Metrics
Counters, gauges, histograms, summaries; RED method, USE method
Metrics are numeric measurements sampled over time, stored as time-series data, and the foundation of dashboards and alerting at scale. Four core metric types cover all use cases: counters (monotonically increasing, e.g., request count), gauges (point-in-time value, e.g., memory used), histograms (bucketed distributions for latency percentiles), and summaries (client-side quantile calculation). Two frameworks guide which metrics to instrument: the RED method (Rate, Errors, Duration — for request-driven services) and the USE method (Utilization, Saturation, Errors — for resource-driven systems like CPUs and queues).
Key Points
- Counter: always-increasing integer; use rate() in PromQL to get per-second rate; never use a counter for values that can decrease
- Gauge: snapshot value that can go up or down; suitable for queue depth, active connections, memory usage
- Histogram: pre-defined buckets (e.g., 0.005s, 0.01s, 0.025s, 0.05s, 0.1s, 0.5s, 1s); enables server-side quantile calculation with histogram_quantile(); preferred over summaries in distributed systems
- Summary: client-side quantile streaming (e.g., p50, p90, p99); cannot be aggregated across instances — avoid for horizontally scaled services
- RED method targets: Rate (requests/sec), Errors (error rate %), Duration (latency histogram); apply per service endpoint
- USE method targets: Utilization (% busy), Saturation (queue/wait depth), Errors (hardware/driver errors); apply per resource (CPU, disk, network, DB connection pool)

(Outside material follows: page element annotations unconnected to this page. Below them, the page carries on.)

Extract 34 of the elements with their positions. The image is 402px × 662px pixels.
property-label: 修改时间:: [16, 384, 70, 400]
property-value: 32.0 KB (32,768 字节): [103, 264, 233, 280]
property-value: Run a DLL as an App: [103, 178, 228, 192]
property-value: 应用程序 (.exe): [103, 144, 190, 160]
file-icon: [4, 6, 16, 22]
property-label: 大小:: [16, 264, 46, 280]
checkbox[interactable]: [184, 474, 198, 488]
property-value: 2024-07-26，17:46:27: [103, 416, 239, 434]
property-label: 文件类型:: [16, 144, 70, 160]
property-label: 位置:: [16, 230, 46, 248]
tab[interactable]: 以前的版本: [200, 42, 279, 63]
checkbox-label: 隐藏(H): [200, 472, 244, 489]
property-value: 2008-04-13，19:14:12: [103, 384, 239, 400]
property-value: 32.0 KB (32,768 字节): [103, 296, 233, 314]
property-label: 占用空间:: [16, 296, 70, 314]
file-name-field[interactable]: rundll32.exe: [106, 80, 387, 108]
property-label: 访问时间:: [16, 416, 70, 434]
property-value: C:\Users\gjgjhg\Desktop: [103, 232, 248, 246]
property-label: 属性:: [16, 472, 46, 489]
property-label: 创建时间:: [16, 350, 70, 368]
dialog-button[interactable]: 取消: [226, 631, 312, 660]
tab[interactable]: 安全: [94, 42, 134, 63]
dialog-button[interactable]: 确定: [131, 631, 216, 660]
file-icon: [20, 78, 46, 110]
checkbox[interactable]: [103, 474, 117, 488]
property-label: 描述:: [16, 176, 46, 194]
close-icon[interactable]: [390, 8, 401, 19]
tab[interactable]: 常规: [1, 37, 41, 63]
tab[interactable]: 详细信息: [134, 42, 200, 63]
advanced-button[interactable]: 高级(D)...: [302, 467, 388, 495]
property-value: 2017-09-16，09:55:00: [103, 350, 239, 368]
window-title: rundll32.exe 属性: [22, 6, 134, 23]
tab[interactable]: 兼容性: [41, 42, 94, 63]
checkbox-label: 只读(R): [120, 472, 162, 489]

- Cardinality explosion: each unique combination of label values creates a new time series; high-cardinality labels (user_id, request_id) can OOM Prometheus; keep label cardinality under ~1000 per metric
- Exemplars (OpenMetrics extension) attach a trace_id to a specific histogram observation, enabling direct navigation from a p99 spike to the offending trace
| Aspect | RED Method | USE Method |
|---|---|---|
| Focus | Request-driven microservices | Infrastructure resources (CPU, disk, network, pools) |
| R / U | Rate — requests per second per endpoint | Utilization — % time resource is busy |
| E | Errors — % of requests returning 5xx / failures | Errors — device errors, dropped packets, driver faults |
| D / S | Duration — latency distribution (p50/p95/p99) | Saturation — queue depth, wait time, pending tasks |
| Primary Tool | Prometheus + Grafana (http_requests_total histogram) | node_exporter, cAdvisor, cloud-native metrics |
| Alert Example | Error rate > 1% for 5 min on /api/checkout | CPU utilization > 80% sustained for 10 min |
| Blind Spot | Does not reveal why (resource constraint) | Does not reveal user-facing impact directly |
| Best Used By | On-call SRE during active incident | Capacity planners and infrastructure engineers |
Real-World Example
Google SRE pioneered the Four Golden Signals (latency, traffic, errors, saturation) which directly inspired the RED and USE methods; every Google service dashboard is structured around these signals before any custom metrics are added.